Na mesma oportunidade, o CONSELHO ESTADUAL DOS DIREITOS HUMANOS DO ESTADO DA PARAÍBA – CEDHPB, enviou cópia da representação, com pedido de proibição da abjeta prática desumana ao Sr. Governador do Estado da Paraíba e ao Secretário de Administração Penitenciária. Estamos no aguardo de providências sérias, que venham a frenar o instinto bestial de alguns servidores do Sistema Penitenciário Paraibano.

PARCERIA E APOIO AOS FAMILIARES DE PRESOS VÍTIMAS DA REVISTA VEXATÓRIA – PROPOSIÇÃO DE AÇÕES DE INDENIZAÇÃO POR DANOS MORAIS


O CONSELHO ESTADUAL DOS DIREITOS HUMANOS DO ESTADO DA PARAÍBA, sensível a aberração praticada em todos os presídios do Estado da Paraíba, mesmo após recomendação do Ministério Público Paraibano, consistente na submissão de esposas e familiares de segregados á terrível revista íntima, invasora, humilhante e severamente constrangedora, estará colocando dois advogados à disposição desses familiares, com o fim de proposição de AÇÕES JUDICIAIS DE INDENIZAÇÃO POR DANOS MORAIS contra o Estado da Paraíba e o Secretário de Administração Penitenciária, pois é ele o responsável final por tão vergonhosa nódoa praticada de forma reiterada pelo Sistema Penitenciário Paraibano.
O CEDHPB está em parceria com a entidade AMEA PESSOA e pretende atravessar centenas de indenizações contra o Estado e o próprio Secretário por tão pecaminosa omissão, uma vez, que mesmo provocado pelo Ministério Público, teima em não frenar de uma vez por todas a despropositada prática.

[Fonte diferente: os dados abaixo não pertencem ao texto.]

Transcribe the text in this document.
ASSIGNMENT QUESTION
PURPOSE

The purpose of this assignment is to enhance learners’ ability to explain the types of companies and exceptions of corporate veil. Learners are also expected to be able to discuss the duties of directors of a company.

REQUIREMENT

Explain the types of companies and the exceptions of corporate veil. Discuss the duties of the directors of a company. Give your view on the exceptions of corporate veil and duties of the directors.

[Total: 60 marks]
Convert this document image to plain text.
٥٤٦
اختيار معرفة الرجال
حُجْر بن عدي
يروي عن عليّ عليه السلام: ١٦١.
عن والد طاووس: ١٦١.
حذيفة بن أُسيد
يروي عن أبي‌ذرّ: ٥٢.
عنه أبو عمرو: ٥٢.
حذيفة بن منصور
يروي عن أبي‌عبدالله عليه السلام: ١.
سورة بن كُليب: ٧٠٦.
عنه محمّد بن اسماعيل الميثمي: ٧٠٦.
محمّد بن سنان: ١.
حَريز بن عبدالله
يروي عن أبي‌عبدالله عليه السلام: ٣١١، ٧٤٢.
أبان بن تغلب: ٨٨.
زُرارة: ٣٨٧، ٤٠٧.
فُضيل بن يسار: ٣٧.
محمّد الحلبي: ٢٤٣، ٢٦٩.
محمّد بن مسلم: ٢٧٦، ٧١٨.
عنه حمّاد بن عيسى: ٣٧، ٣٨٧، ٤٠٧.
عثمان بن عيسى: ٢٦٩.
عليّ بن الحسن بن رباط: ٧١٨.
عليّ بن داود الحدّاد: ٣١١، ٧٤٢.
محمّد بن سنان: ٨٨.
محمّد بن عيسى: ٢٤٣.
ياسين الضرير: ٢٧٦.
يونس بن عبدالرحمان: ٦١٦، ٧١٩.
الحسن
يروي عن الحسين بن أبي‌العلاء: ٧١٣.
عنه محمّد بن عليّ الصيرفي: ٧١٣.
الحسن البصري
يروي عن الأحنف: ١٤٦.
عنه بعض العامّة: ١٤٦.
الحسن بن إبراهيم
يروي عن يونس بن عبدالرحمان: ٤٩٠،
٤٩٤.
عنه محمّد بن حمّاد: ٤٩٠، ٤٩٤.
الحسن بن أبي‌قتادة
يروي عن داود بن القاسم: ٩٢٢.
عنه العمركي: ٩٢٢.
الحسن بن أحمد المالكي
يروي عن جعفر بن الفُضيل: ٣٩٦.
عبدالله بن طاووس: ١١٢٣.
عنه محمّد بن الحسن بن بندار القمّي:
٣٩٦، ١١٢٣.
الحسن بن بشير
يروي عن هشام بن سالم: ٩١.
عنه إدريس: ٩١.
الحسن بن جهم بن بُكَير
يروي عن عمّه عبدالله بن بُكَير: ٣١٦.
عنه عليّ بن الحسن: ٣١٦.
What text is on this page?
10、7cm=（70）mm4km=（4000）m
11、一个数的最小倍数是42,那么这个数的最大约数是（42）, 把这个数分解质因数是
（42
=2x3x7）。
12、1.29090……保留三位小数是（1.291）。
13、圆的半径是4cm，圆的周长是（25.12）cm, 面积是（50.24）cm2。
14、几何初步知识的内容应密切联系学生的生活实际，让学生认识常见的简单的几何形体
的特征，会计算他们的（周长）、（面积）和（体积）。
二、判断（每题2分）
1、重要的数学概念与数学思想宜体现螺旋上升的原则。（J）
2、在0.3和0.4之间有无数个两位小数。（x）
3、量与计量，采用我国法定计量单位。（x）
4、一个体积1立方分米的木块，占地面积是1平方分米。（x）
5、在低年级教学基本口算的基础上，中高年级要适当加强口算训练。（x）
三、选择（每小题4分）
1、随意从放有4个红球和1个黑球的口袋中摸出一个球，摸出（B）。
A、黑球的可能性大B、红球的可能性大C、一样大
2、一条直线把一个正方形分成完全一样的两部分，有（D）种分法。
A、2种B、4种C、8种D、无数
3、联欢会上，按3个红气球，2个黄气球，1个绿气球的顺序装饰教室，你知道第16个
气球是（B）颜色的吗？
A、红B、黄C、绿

REALIZAÇÃO DO I ENCONTRO NORTE/NORDESTE DE CONSELHOS ESTADUAIS DE DEFESA DOS DIREITOS HUMANOS, TROCA DE EXPERIÊNCIAS, ENFRENTAMENTO DE NOVOS DESAFIOS.

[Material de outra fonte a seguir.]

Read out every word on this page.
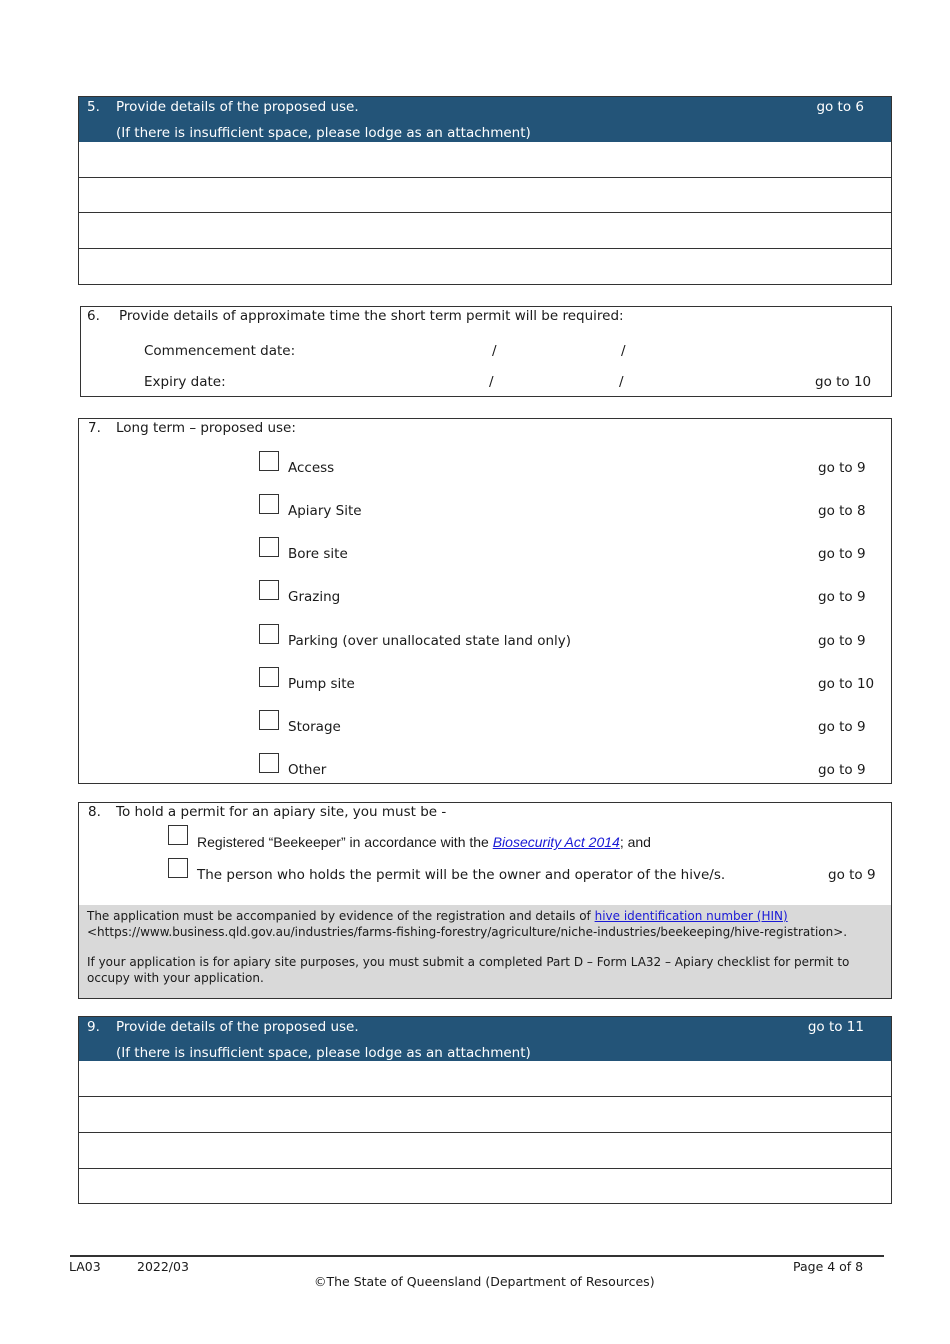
5. Provide details of the proposed use.
(If there is insufficient space, please lodge as an attachment)
go to 6
6. Provide details of approximate time the short term permit will be required:
Commencement date:	/	/
Expiry date:	/	/	go to 10
7. Long term – proposed use:
Access	go to 9
Apiary Site	go to 8
Bore site	go to 9
Grazing	go to 9
Parking (over unallocated state land only)	go to 9
Pump site	go to 10
Storage	go to 9
Other	go to 9
8. To hold a permit for an apiary site, you must be -
Registered “Beekeeper” in accordance with the Biosecurity Act 2014; and
The person who holds the permit will be the owner and operator of the hive/s.	go to 9
The application must be accompanied by evidence of the registration and details of hive identification number (HIN)
<https://www.business.qld.gov.au/industries/farms-fishing-forestry/agriculture/niche-industries/beekeeping/hive-registration>.
If your application is for apiary site purposes, you must submit a completed Part D – Form LA32 – Apiary checklist for permit to occupy with your application.
9. Provide details of the proposed use.
(If there is insufficient space, please lodge as an attachment)
go to 11
LA03	2022/03	Page 4 of 8
©The State of Queensland (Department of Resources)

O CONSELHO ESTADUAL DOS DIREITOS HUMANOS DO ESTADO DA PARAÍBA – CEDHPB, já elaborou o projeto e já se encontra em fase de preparação da realização do I ENCONTRO NORTE/NORDESTE DE CONSELHOS ESTADUAIS DE DEFESA DOS  DIREITOS HUMANOS, TROCA DE EXPERIÊNCIAS, ENFRENTAMENTO DE NOVOS DESAFIOS, o qual será realizado nos dias 23 e 24 de outubro de 2014, no Auditório Edgard Júlio, do Ministério Público do Estado da Paraíba.
Dentre os palestrantes, teremos várias autoridades de grande peso intelectual e administrativo de nosso País e da Paraíba, de forma que será um evento imperdível e a todos recomendados.
No final do conclave, será elaborada uma carta de compromisso de atuação uniforme e conjunta, de forma estratégica e planejada.

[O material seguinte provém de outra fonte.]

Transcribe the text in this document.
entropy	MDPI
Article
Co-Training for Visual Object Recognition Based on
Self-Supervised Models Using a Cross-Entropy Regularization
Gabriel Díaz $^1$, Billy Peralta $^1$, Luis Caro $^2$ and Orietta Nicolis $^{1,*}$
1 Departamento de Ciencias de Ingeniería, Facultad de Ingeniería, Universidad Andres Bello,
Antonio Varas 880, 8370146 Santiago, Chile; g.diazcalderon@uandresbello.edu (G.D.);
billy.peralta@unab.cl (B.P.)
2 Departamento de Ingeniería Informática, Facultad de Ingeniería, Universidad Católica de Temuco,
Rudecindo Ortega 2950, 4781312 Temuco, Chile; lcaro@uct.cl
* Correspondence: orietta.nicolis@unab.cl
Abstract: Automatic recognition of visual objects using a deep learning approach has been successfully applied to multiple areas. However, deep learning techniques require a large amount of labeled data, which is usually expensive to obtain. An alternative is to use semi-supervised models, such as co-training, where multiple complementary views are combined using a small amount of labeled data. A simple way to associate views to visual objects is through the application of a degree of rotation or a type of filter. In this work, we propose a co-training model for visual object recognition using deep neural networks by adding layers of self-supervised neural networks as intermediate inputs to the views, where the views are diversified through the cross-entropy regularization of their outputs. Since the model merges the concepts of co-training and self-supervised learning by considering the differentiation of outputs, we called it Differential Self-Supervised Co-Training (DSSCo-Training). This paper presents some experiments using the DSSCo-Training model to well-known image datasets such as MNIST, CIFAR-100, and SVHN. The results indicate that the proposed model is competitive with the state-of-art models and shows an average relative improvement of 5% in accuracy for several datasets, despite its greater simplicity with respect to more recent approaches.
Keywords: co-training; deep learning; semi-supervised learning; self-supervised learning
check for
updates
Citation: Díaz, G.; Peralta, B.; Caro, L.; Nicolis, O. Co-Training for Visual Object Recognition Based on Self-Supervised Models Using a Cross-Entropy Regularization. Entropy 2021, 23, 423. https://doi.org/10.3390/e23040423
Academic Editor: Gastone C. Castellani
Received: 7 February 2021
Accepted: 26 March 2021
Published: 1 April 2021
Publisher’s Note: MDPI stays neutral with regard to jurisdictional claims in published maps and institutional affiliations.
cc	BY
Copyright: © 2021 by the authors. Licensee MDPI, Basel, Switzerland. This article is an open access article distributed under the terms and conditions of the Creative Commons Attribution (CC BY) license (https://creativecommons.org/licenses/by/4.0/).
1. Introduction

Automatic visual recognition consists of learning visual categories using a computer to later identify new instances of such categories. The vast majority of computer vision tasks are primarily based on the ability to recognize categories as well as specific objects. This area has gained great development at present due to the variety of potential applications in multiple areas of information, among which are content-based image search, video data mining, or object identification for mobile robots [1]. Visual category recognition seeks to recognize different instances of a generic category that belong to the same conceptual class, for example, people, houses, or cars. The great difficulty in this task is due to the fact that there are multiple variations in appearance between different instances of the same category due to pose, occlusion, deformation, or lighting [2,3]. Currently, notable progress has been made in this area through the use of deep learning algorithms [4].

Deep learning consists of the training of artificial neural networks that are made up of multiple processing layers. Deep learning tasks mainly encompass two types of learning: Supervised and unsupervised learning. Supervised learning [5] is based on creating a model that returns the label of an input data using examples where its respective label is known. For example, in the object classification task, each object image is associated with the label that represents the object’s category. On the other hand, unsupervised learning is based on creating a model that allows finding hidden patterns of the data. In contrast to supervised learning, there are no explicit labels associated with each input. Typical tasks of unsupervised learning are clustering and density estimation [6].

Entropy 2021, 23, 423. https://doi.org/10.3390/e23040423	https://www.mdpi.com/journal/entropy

CONSELHO COBRA DO GOVERNO EXPLICAÇÕES SOBRE NOMEAÇÃO DE TORTURADOR



Nesta segunda feira, dia 25 de agosto, o CEDHPB estará protocolando junto ao Governo do Estado pedido de explicações e de exoneração do Agente Penitenciário DINAMÉRICO CARDIM, torturador notório incrustado no sistema penitenciário Paraíba, tendo se tornado famoso pelas sádicas e covardes torturas impingidas ao preso Carlos José “Mata Sete, inclusive na época, o Advogado Criminalista Abraão Beltrão chamou de covarde todos os torturadores de “Mata Sete” e disse que todos que entram no Roger são seviciados, o que se constitui numa verdadeira ignomínia, numa infâmia.”